You say you adopted this dog through a rescue organization? Well then, if you decide that Griffey is miserable with, or dangerous to, your baby, that very same rescue organization should be the second number you're calling. (The first being your vet to see if there is any way to ease Griffey's arthritis pain and (probably directly-related) grouchiness.) In fact, if you go find your adoption paperwork, I'll bet you dollars to donuts there's a clause in there about how if for any reason you are unable to keep the dog, you have to talk to them before you do anything. Besides, they have a far better network for finding alternative homes for a geriatric dog than you do. No, they won't necessarily put him down. They are very likely to have appropriate, child-free foster homes who will be happy to keep him until someone adopts him permanently, or until he reaches the end of his natural days.

You're in a very tough emotional bind here, and I feel for you.
posted by Alylex at 4:18 PM on May 28, 2004


I cannot believe people are advocating keeping the dog -- this is a no brainer. The dog has to go.

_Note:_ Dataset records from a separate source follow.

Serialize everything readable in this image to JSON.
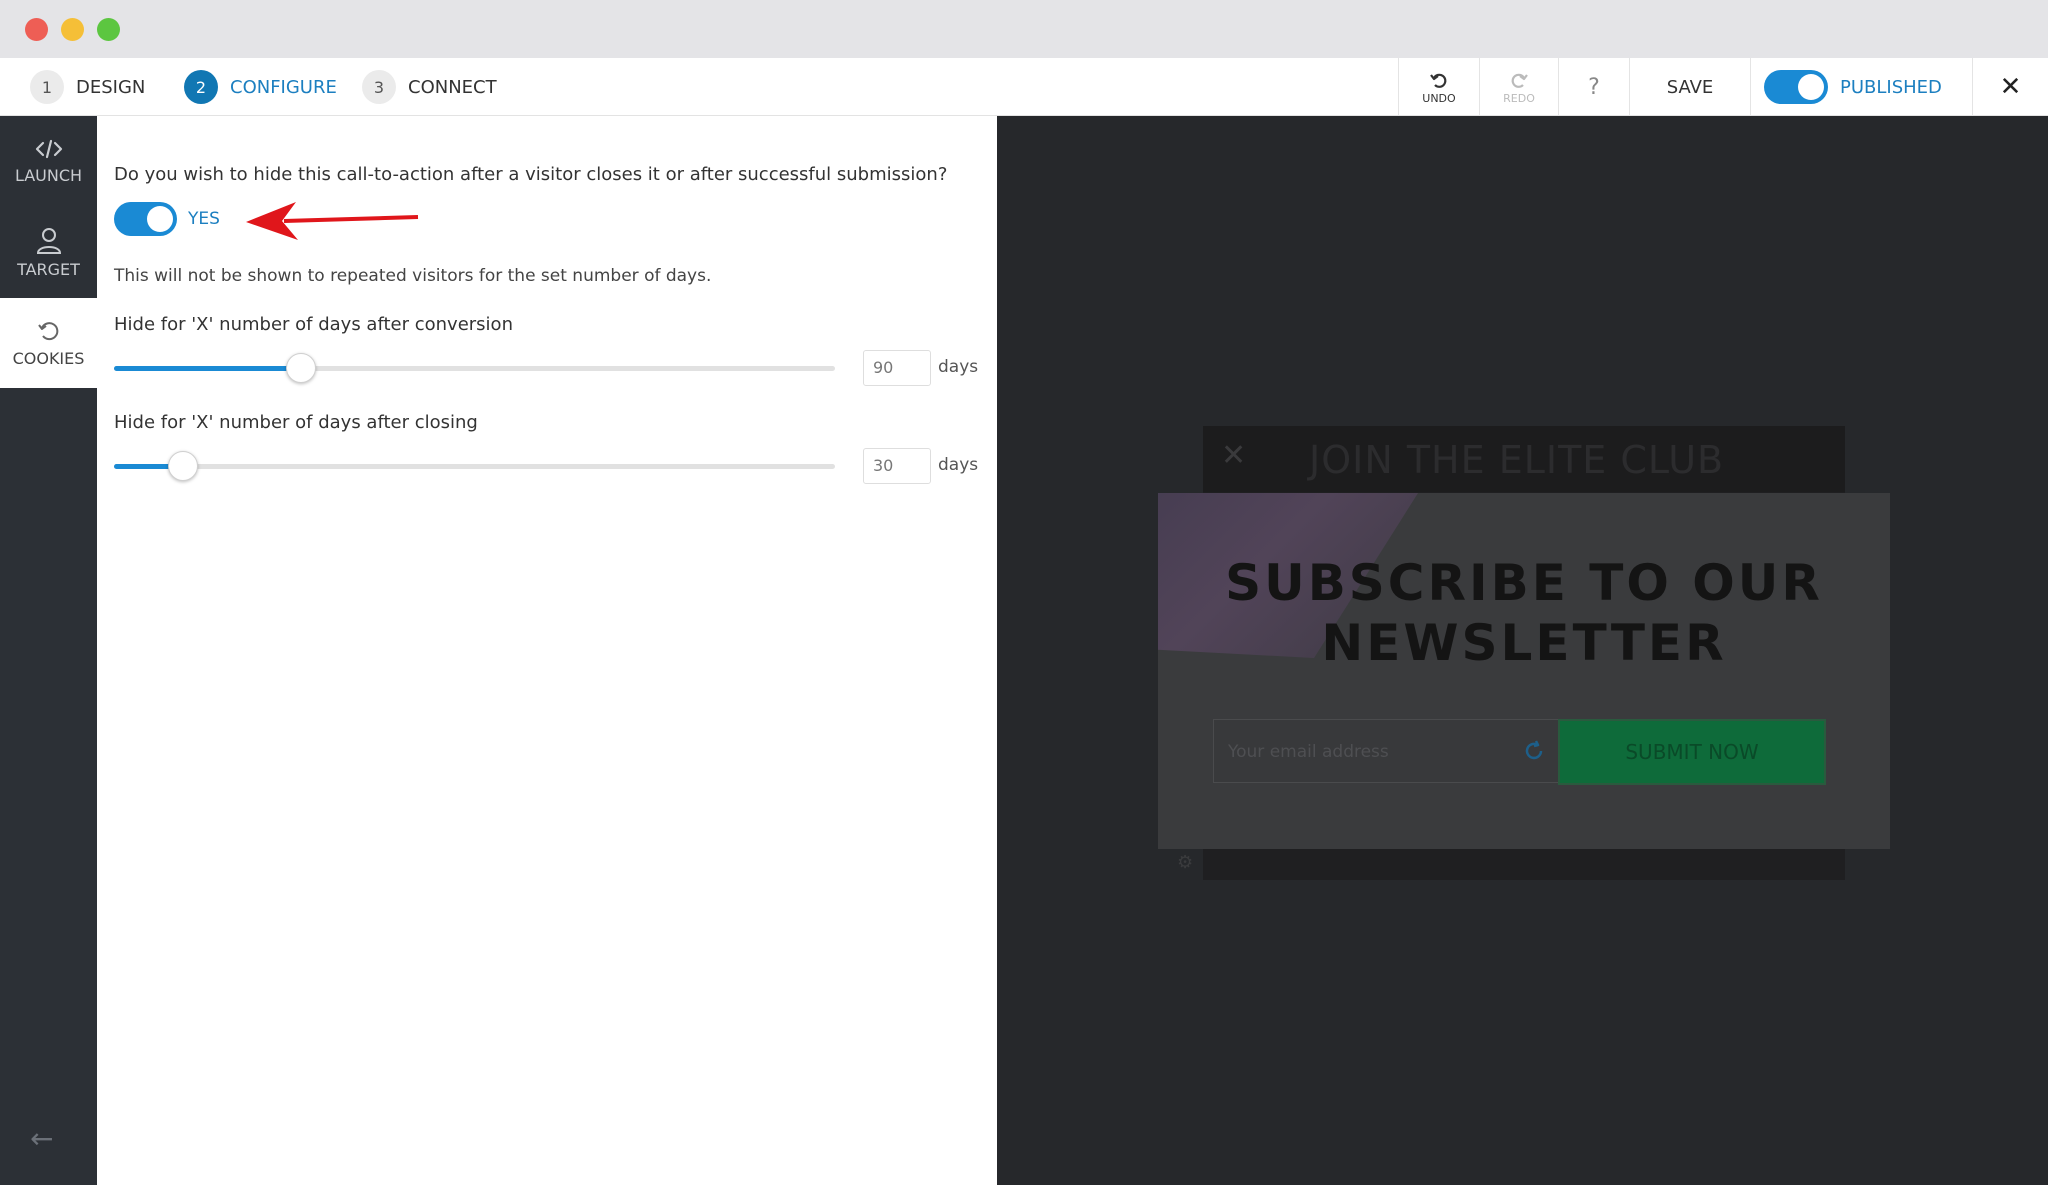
{
  "window": {
    "controls": [
      "close",
      "minimize",
      "maximize"
    ]
  },
  "steps": [
    {
      "num": "1",
      "label": "DESIGN"
    },
    {
      "num": "2",
      "label": "CONFIGURE"
    },
    {
      "num": "3",
      "label": "CONNECT"
    }
  ],
  "toolbar": {
    "undo_label": "UNDO",
    "redo_label": "REDO",
    "help_label": "?",
    "save_label": "SAVE",
    "published_label": "PUBLISHED",
    "published_on": true,
    "close_label": "✕"
  },
  "sidebar": {
    "items": [
      {
        "label": "LAUNCH",
        "icon": "code-icon"
      },
      {
        "label": "TARGET",
        "icon": "user-icon"
      },
      {
        "label": "COOKIES",
        "icon": "refresh-icon",
        "active": true
      }
    ],
    "back_icon": "arrow-left-icon"
  },
  "config": {
    "question": "Do you wish to hide this call-to-action after a visitor closes it or after successful submission?",
    "toggle_label": "YES",
    "toggle_on": true,
    "hint": "This will not be shown to repeated visitors for the set number of days.",
    "sliders": [
      {
        "title": "Hide for 'X' number of days after conversion",
        "value": "90",
        "unit": "days",
        "fraction": 0.26
      },
      {
        "title": "Hide for 'X' number of days after closing",
        "value": "30",
        "unit": "days",
        "fraction": 0.096
      }
    ]
  },
  "preview": {
    "header": "JOIN THE ELITE CLUB",
    "close_icon": "✕",
    "title": "SUBSCRIBE TO OUR NEWSLETTER",
    "email_placeholder": "Your email address",
    "submit_label": "SUBMIT NOW"
  },
  "colors": {
    "accent": "#1a8ad4",
    "sidebar_bg": "#2c3036",
    "preview_bg": "#26282b",
    "annotation": "#e0161b"
  }
}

I don't care how much you love the dog, the dog has a history of biting and what may be a 'nip' to an adult may be a visit to the plastic surgeon for a child. Baby gates are anything but foolproof and keeping them separate is absurd, eventually you have to look away and, anyway, who wants to spend their life worrying.

If you feel the need to protect your child from your pet that pet has no business in your home. By all means explore your options in terms of finding a new home for him, but do it with the dog safely ensconced at a friends or in a kennel. Get the dog out of the house. Now. Sometimes you don't get a second chance.
posted by cedar at 4:19 PM on May 28, 2004


If you decide you need it, here is
_The Senior Dogs Project_
"Looking Out for Older Dogs"

...in your area, and
Notes for Individuals Trying to Re-home a Senior Dog
Again, I feel sorry for your predicament, and I wish the best to you and your dear pooch. You're in my thoughts.
posted by Shane at 5:29 PM on May 28, 2004


Talk to the vet about pain or anti-anxiety meds for the dog. He can't tell you if he's in pain, and pain makes people and dogs way more cranky. If it has an added effect of mellowing him out, all the better.

If you decide to relinquish him, then the animal shelter or rescue organization may be able to help find him a home. If you are financially able, consider offering to pay vet bills for him in a new home.

Take your time, and make the right decision for all of you. It's not urgent until the baby is really mobile.
posted by theora55 at 12:42 PM on May 29, 2004


When he bit my dad it broke skin. The bite on my husband didn't. The baby pulled his hair the other day and he yelped and jumped away...

Your dog is the end result of centuries of breeding--I suspect that throughout history dogs which bit babies tended more to meet immediate sudden death than to be bred. I can't say that dog won't ever bite the baby. I do think he would be instinctually inclined to try to avoid snapping at the baby as much as caninely possible and to do so as lightly as could be when and if provoked.

I think the same of cats--I had a friend who had a thirteen year old black cat that used to like to jump up on a high stool when he was cooking in the kitchen. He had a three year old son who was mesmerized by that pink little bobbing butthole right under her tail as she danced around on that stool and decided to poke it one day. As you might suspect, that was a never to be repeated action on the part of the son. The cat never raised a paw against his sons thereafter.